It just might be the bargain of a lifetime. For five dollars, you can take a Trip to Hell.
The Trip to Hell is an annual Halloween event sponsored by 200 to 300 teenage volunteers affiliated with the Church of the North Coast in Lorain. Money raised from Trip-goers is used to fund the Church's youth program.
Not your average scary romp, the Trip to Hell depicts scenes of real-life hellish situations.
"We have a suicide scene, a drug deal scene, an abortion scene," Denise Childers, a volunteer who works on the Trip to Hell every year, said. "The teenagers we work with live this stuff every day. The whole point and purpose of this is to show people that there are other ways, it doesn't have to be like this."

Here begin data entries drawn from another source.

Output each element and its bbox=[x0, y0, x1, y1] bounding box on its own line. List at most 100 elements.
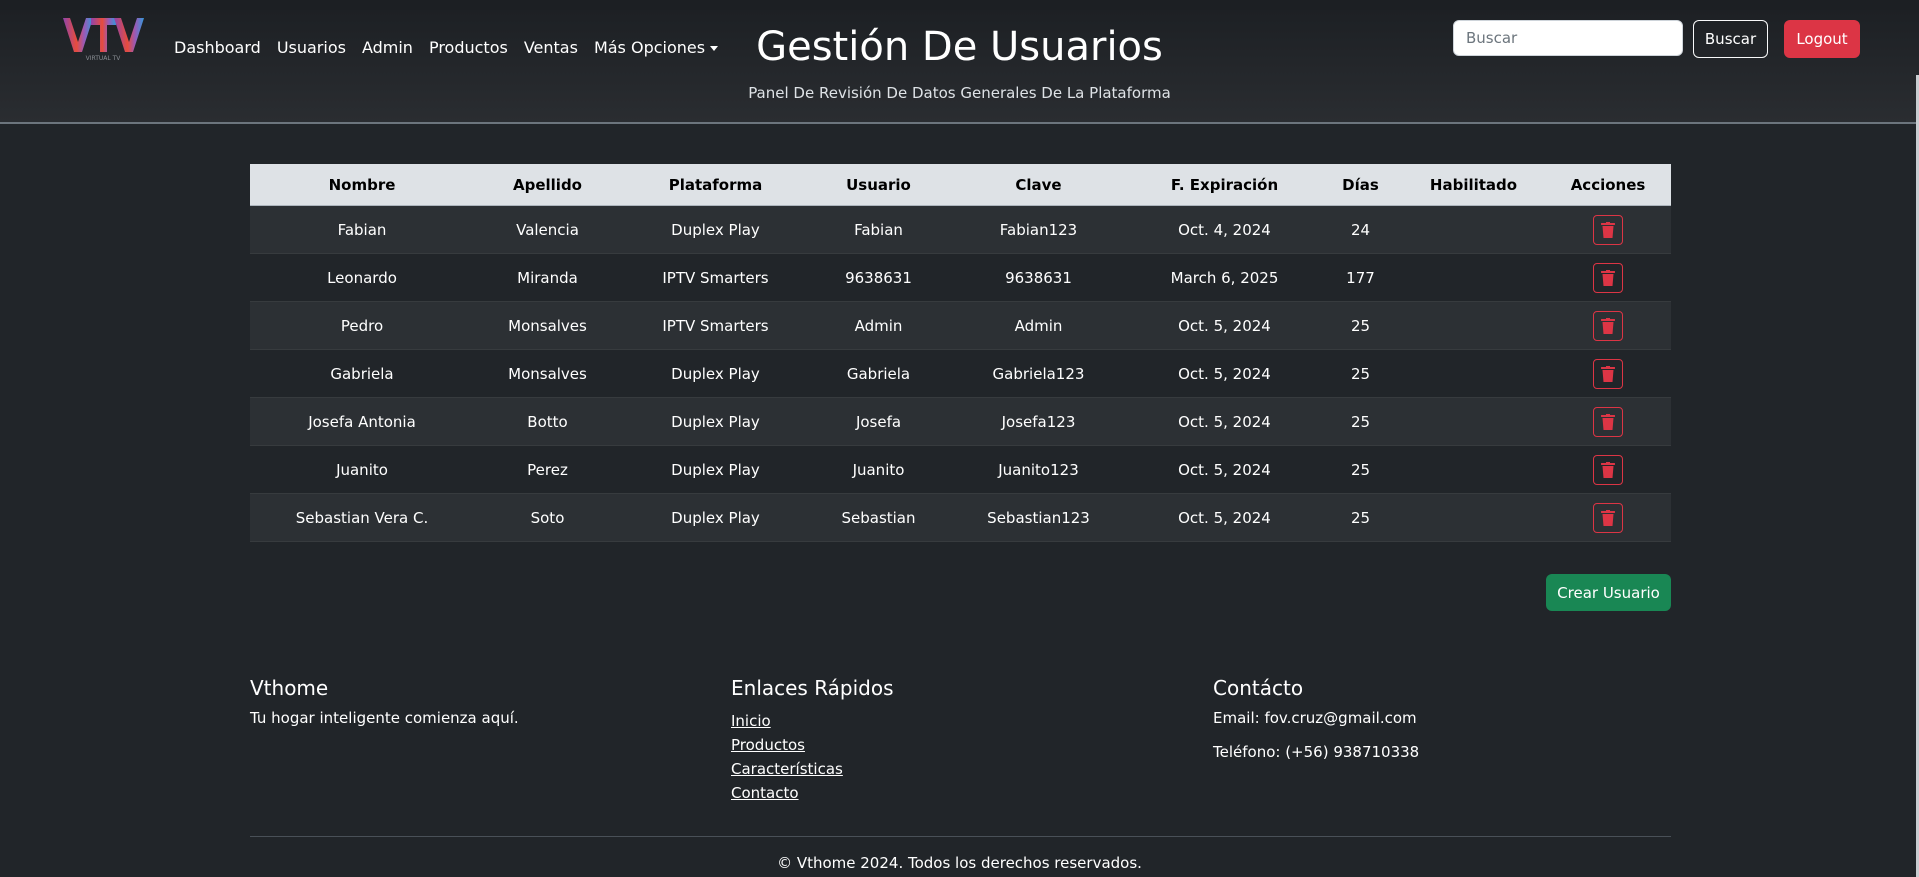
cell-apellido: Miranda bbox=[474, 253, 621, 302]
cell-habilitado bbox=[1402, 205, 1545, 254]
create-user-button[interactable]: Crear Usuario bbox=[1546, 574, 1671, 611]
cell-nombre: Gabriela bbox=[250, 349, 474, 398]
trash-icon bbox=[1601, 365, 1615, 382]
cell-apellido: Perez bbox=[474, 445, 621, 494]
cell-plataforma: IPTV Smarters bbox=[621, 301, 810, 350]
cell-dias: 25 bbox=[1319, 349, 1402, 398]
cell-acciones bbox=[1545, 253, 1671, 302]
cell-nombre: Pedro bbox=[250, 301, 474, 350]
cell-plataforma: Duplex Play bbox=[621, 349, 810, 398]
footer-brand: Vthome Tu hogar inteligente comienza aqu… bbox=[250, 676, 690, 743]
top-strip bbox=[0, 0, 1919, 10]
footer-link-contacto[interactable]: Contacto bbox=[731, 784, 799, 802]
footer-copyright: © Vthome 2024. Todos los derechos reserv… bbox=[777, 854, 1142, 872]
column-header-usuario[interactable]: Usuario bbox=[810, 164, 947, 206]
search-button[interactable]: Buscar bbox=[1693, 20, 1768, 58]
cell-expiracion: Oct. 5, 2024 bbox=[1130, 493, 1319, 542]
cell-acciones bbox=[1545, 349, 1671, 398]
column-header-dias[interactable]: Días bbox=[1319, 164, 1402, 206]
footer-contact-title: Contácto bbox=[1213, 676, 1304, 700]
table-row: Sebastian Vera C. Soto Duplex Play Sebastia… bbox=[250, 493, 1671, 542]
footer-links-title: Enlaces Rápidos bbox=[731, 676, 894, 700]
delete-user-button[interactable] bbox=[1593, 454, 1623, 485]
cell-clave: Admin bbox=[947, 301, 1130, 350]
footer-contact: Contácto Email: fov.cruz@gmail.com Teléf… bbox=[1213, 676, 1653, 777]
cell-clave: 9638631 bbox=[947, 253, 1130, 302]
cell-habilitado bbox=[1402, 301, 1545, 350]
table-row: Juanito Perez Duplex Play Juanito Juanito123… bbox=[250, 445, 1671, 494]
column-header-expiracion[interactable]: F. Expiración bbox=[1130, 164, 1319, 206]
cell-acciones bbox=[1545, 397, 1671, 446]
cell-plataforma: Duplex Play bbox=[621, 205, 810, 254]
trash-icon bbox=[1601, 221, 1615, 238]
delete-user-button[interactable] bbox=[1593, 310, 1623, 341]
cell-expiracion: Oct. 5, 2024 bbox=[1130, 301, 1319, 350]
cell-dias: 177 bbox=[1319, 253, 1402, 302]
cell-nombre: Juanito bbox=[250, 445, 474, 494]
cell-dias: 24 bbox=[1319, 205, 1402, 254]
delete-user-button[interactable] bbox=[1593, 358, 1623, 389]
cell-apellido: Botto bbox=[474, 397, 621, 446]
footer-email: Email: fov.cruz@gmail.com bbox=[1213, 709, 1417, 727]
cell-habilitado bbox=[1402, 397, 1545, 446]
trash-icon bbox=[1601, 413, 1615, 430]
delete-user-button[interactable] bbox=[1593, 406, 1623, 437]
cell-acciones bbox=[1545, 301, 1671, 350]
table-row: Pedro Monsalves IPTV Smarters Admin Admin Oct… bbox=[250, 301, 1671, 350]
table-header-row: Nombre Apellido Plataforma Usuario Clave… bbox=[250, 164, 1671, 206]
table-row: Leonardo Miranda IPTV Smarters 9638631 96386… bbox=[250, 253, 1671, 302]
cell-usuario: Sebastian bbox=[810, 493, 947, 542]
cell-plataforma: Duplex Play bbox=[621, 493, 810, 542]
search-input[interactable] bbox=[1453, 20, 1683, 56]
footer-link-productos[interactable]: Productos bbox=[731, 736, 805, 754]
table-row: Josefa Antonia Botto Duplex Play Josefa Jose… bbox=[250, 397, 1671, 446]
cell-expiracion: Oct. 4, 2024 bbox=[1130, 205, 1319, 254]
table-body: Fabian Valencia Duplex Play Fabian Fabian123… bbox=[250, 205, 1671, 542]
cell-usuario: 9638631 bbox=[810, 253, 947, 302]
footer-link-caracteristicas[interactable]: Características bbox=[731, 760, 843, 778]
column-header-nombre[interactable]: Nombre bbox=[250, 164, 474, 206]
table-row: Gabriela Monsalves Duplex Play Gabriela Gabr… bbox=[250, 349, 1671, 398]
column-header-clave[interactable]: Clave bbox=[947, 164, 1130, 206]
trash-icon bbox=[1601, 317, 1615, 334]
footer-tagline: Tu hogar inteligente comienza aquí. bbox=[250, 709, 519, 727]
cell-habilitado bbox=[1402, 445, 1545, 494]
cell-acciones bbox=[1545, 493, 1671, 542]
users-table: Nombre Apellido Plataforma Usuario Clave… bbox=[250, 164, 1671, 542]
trash-icon bbox=[1601, 461, 1615, 478]
cell-apellido: Valencia bbox=[474, 205, 621, 254]
cell-clave: Fabian123 bbox=[947, 205, 1130, 254]
footer-brand-title: Vthome bbox=[250, 676, 329, 700]
cell-usuario: Josefa bbox=[810, 397, 947, 446]
footer-link-inicio[interactable]: Inicio bbox=[731, 712, 771, 730]
cell-usuario: Gabriela bbox=[810, 349, 947, 398]
column-header-habilitado[interactable]: Habilitado bbox=[1402, 164, 1545, 206]
cell-nombre: Fabian bbox=[250, 205, 474, 254]
cell-expiracion: Oct. 5, 2024 bbox=[1130, 397, 1319, 446]
logout-button[interactable]: Logout bbox=[1784, 20, 1860, 58]
cell-dias: 25 bbox=[1319, 301, 1402, 350]
delete-user-button[interactable] bbox=[1593, 502, 1623, 533]
cell-apellido: Monsalves bbox=[474, 301, 621, 350]
page-header: VIRTUAL TV Dashboard Usuarios Admin Prod… bbox=[0, 10, 1919, 124]
cell-dias: 25 bbox=[1319, 445, 1402, 494]
cell-clave: Gabriela123 bbox=[947, 349, 1130, 398]
page-subtitle: Panel De Revisión De Datos Generales De … bbox=[748, 84, 1171, 102]
cell-clave: Sebastian123 bbox=[947, 493, 1130, 542]
trash-icon bbox=[1601, 269, 1615, 286]
delete-user-button[interactable] bbox=[1593, 262, 1623, 293]
cell-nombre: Leonardo bbox=[250, 253, 474, 302]
column-header-acciones: Acciones bbox=[1545, 164, 1671, 206]
cell-habilitado bbox=[1402, 253, 1545, 302]
cell-nombre: Josefa Antonia bbox=[250, 397, 474, 446]
table-row: Fabian Valencia Duplex Play Fabian Fabian123… bbox=[250, 205, 1671, 254]
column-header-apellido[interactable]: Apellido bbox=[474, 164, 621, 206]
cell-plataforma: Duplex Play bbox=[621, 445, 810, 494]
cell-plataforma: Duplex Play bbox=[621, 397, 810, 446]
column-header-plataforma[interactable]: Plataforma bbox=[621, 164, 810, 206]
cell-expiracion: March 6, 2025 bbox=[1130, 253, 1319, 302]
footer-divider bbox=[250, 836, 1671, 837]
delete-user-button[interactable] bbox=[1593, 214, 1623, 245]
cell-expiracion: Oct. 5, 2024 bbox=[1130, 445, 1319, 494]
cell-acciones bbox=[1545, 205, 1671, 254]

If you decide to take a Trip to Hell, you will be led by a Grim Reaper through a "haunted" forest. "Of course, there's some stuff that's just meant to scare you, people in masks and stuff, but then it's like a mini play," Childers said. People on the Trip meet characters and follow them through hellish realities.

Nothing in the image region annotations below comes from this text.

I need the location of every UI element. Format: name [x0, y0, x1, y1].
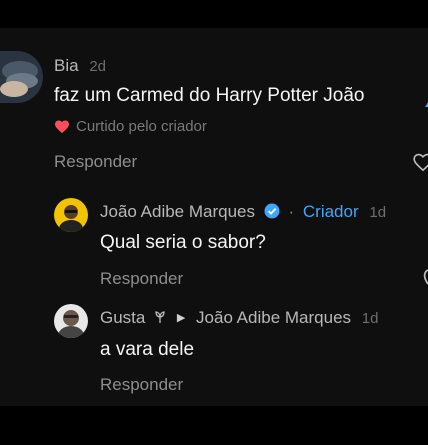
like-icon[interactable] — [422, 268, 428, 291]
liked-by-creator: Curtido pelo criador — [54, 118, 207, 138]
creator-badge: Criador — [302, 202, 359, 221]
emoji-icon — [423, 96, 428, 114]
comment-meta: Bia 2d — [54, 56, 106, 76]
reply-text: Qual seria o sabor? — [100, 232, 266, 253]
leaf-icon — [154, 308, 171, 327]
reply-time: 1d — [361, 310, 379, 327]
like-icon[interactable] — [412, 152, 428, 172]
author-name[interactable]: Gusta — [100, 308, 145, 327]
reply-button[interactable]: Responder — [100, 269, 183, 289]
avatar-gusta[interactable] — [54, 304, 88, 338]
reply-text: a vara dele — [100, 339, 195, 360]
reply-button[interactable]: Responder — [54, 152, 137, 172]
reply-button[interactable]: Responder — [100, 375, 183, 395]
reply-meta: Gusta ▶ João Adibe Marques 1d — [100, 308, 378, 328]
comment-time: 2d — [89, 58, 106, 75]
verified-icon — [264, 203, 280, 224]
avatar-joao[interactable] — [54, 198, 88, 232]
comment-text: faz um Carmed do Harry Potter João — [54, 85, 365, 106]
reply-time: 1d — [369, 204, 387, 221]
separator: · — [288, 202, 295, 221]
reply-meta: João Adibe Marques · Criador 1d — [100, 202, 386, 224]
author-name[interactable]: João Adibe Marques — [100, 202, 255, 221]
author-name[interactable]: Bia — [54, 56, 79, 75]
arrow-right-icon: ▶ — [176, 312, 186, 324]
heart-icon — [54, 119, 70, 138]
reply-to-name[interactable]: João Adibe Marques — [196, 308, 351, 327]
liked-label: Curtido pelo criador — [76, 118, 207, 135]
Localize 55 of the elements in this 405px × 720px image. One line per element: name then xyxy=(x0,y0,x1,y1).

"We don't beat them up; it's not like they make these choices and then we show them getting beaten in hell," Childers said of the character depiction. "We just show the difficulties and hardships that these kinds of actions can cause."
At the end of the Trip a volunteer addresses participants, saying that people can make different choices. Then participants go one by one into a room, where they must choose a door out of which to exit. One door says Heaven, "if you know you're going to Heaven; there's a door that says Hell if you think you're going to hell and you really don't care and there's a door with a question mark on it, for people who aren't sure and maybe they want to pray or to talk to someone."
Childers also said that the Trip to Hell has had a great impact on people who go through it. "A lot of people's lives are changed," she said.
You can take a Trip to Hell tonight, from the time it gets dark until 1 a.m. Cost of admission is five dollars, and the Trip is located on Yaeger road just off Route 58.